Daniel Denton
Daniel Denton (c. 1626 – 1703) was an early American colonist. Denton led an expedition into the interior of northern New Jersey. He was one of the purchasers of what is known as the Elizabethtown Tract in 1664, in the area of (and surrounding) present day Elizabeth, New Jersey. In 1670 he wrote the first English-language description of the area.
Biography[edit]
Denton was born around 1626 in Yorkshire, England. He was the son of the Reverend Richard Denton, one of America's earliest Presbyterian ministers. Many Denton family genealogies claim Daniel's mother was Helen Windebank. In the 1640s he accompanied his father to Massachusetts, Connecticut, and eventually Long Island. In 1650 he was made town clerk of Hempstead, where his father was a pastor, and in 1656 he held the same position in the town of Jamaica. When his father relocated to Halifax, Nova Scotia (or Halifax, Yorks, England), Denton remained on Long Island, and in 1664 he became one of the grantees of a patent at Elizabethtown, New Jersey. In 1665 and 1666 he served as justice of the peace in New York. Around 1659, Denton married Abigail Stevenson, who bore three children, and from whom he was divorced in 1672. The two elder children, Daniel and Abigail, remained with their father, while the infant daughter, Mercy, accompanied her mother, who subsequently remarried. Denton left New York for England in 1670 (which may have occasioned his divorce), and there he evidently participated in settlement enterprises and possibly in the newly acquired (by the English) fur trade.[1]

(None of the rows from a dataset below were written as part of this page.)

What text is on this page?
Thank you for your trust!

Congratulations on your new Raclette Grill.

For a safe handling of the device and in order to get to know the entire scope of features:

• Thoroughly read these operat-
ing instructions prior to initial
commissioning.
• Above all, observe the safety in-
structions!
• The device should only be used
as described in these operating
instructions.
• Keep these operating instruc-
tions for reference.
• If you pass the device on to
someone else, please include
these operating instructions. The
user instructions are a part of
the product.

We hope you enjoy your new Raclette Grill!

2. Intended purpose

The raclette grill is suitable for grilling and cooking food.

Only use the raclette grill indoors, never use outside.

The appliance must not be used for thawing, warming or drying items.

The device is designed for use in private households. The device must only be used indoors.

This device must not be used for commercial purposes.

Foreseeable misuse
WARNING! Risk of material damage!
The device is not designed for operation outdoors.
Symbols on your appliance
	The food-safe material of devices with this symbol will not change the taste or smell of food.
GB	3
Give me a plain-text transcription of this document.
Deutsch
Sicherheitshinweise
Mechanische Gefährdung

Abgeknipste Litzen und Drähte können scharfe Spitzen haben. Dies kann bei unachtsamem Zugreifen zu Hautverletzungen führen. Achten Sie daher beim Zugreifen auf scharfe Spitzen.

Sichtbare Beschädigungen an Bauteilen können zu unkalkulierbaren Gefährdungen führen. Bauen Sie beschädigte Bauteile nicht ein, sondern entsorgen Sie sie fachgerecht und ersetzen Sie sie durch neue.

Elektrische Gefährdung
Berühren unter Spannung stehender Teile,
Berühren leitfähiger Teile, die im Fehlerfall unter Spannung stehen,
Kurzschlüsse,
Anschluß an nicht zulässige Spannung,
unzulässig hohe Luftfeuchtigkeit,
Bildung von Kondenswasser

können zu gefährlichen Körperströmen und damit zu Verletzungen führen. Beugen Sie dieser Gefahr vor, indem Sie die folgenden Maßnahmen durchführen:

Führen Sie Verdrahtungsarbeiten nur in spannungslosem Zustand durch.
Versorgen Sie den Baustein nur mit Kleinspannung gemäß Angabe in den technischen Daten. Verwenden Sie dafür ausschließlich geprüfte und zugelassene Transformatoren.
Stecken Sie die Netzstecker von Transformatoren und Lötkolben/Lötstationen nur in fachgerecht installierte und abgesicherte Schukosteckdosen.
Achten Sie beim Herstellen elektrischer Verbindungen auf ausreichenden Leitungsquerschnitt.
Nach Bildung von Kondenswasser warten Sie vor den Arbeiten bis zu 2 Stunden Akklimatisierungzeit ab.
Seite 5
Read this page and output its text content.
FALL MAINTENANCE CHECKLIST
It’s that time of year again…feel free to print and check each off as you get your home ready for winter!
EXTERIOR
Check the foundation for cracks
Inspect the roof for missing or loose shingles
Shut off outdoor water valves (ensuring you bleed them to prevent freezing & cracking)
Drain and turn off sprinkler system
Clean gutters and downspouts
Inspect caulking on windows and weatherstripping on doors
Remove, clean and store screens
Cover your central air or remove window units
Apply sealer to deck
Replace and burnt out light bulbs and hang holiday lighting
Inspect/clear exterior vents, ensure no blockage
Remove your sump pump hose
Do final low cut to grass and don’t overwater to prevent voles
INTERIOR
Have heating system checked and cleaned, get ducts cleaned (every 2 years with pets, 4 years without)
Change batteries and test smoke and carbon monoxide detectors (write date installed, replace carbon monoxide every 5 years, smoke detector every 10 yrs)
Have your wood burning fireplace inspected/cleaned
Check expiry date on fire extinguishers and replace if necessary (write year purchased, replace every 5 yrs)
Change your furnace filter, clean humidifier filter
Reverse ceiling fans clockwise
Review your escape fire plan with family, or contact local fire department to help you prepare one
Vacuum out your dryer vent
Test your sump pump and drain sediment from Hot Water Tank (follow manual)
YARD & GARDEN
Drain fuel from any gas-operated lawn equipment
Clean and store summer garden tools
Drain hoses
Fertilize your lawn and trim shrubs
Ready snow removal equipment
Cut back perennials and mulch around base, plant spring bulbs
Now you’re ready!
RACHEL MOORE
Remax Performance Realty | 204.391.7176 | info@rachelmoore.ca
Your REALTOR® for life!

Denton Green, in Hempstead, NY is named for Reverend Richard Denton, Daniel Denton's father.[2]
Writing History[edit]
Denton wrote and published A Brief Description of New-York: Formerly Called New-Netherlands in London in 1670. The work was a promotional tract designed to encourage English settlement of territories recently seized from the Dutch. It is one of the earliest English accounts of the geography, climate, economy, and native inhabitants of the region that includes present-day New York City, Long Island, Staten Island, and New Jersey. The tract is perhaps most famous for its early statement of Manifest Destiny: how "a Divine Hand makes way for them [the English settlers] by removing or cutting off the Indians, either by Wars one with the other, or by some raging mortal Disease." Denton had emigrated to America in the 1640s and was involved in land speculation in the region. The linked article (below) gives a brief account of his life and career, and discusses his vision for the westward expansion of English culture and his representation of the American wilderness as an agrarian frontier.
Though other explanations have been offered, some researchers would later conclude that it was Denton who lent his name to the naming of Denville, New Jersey.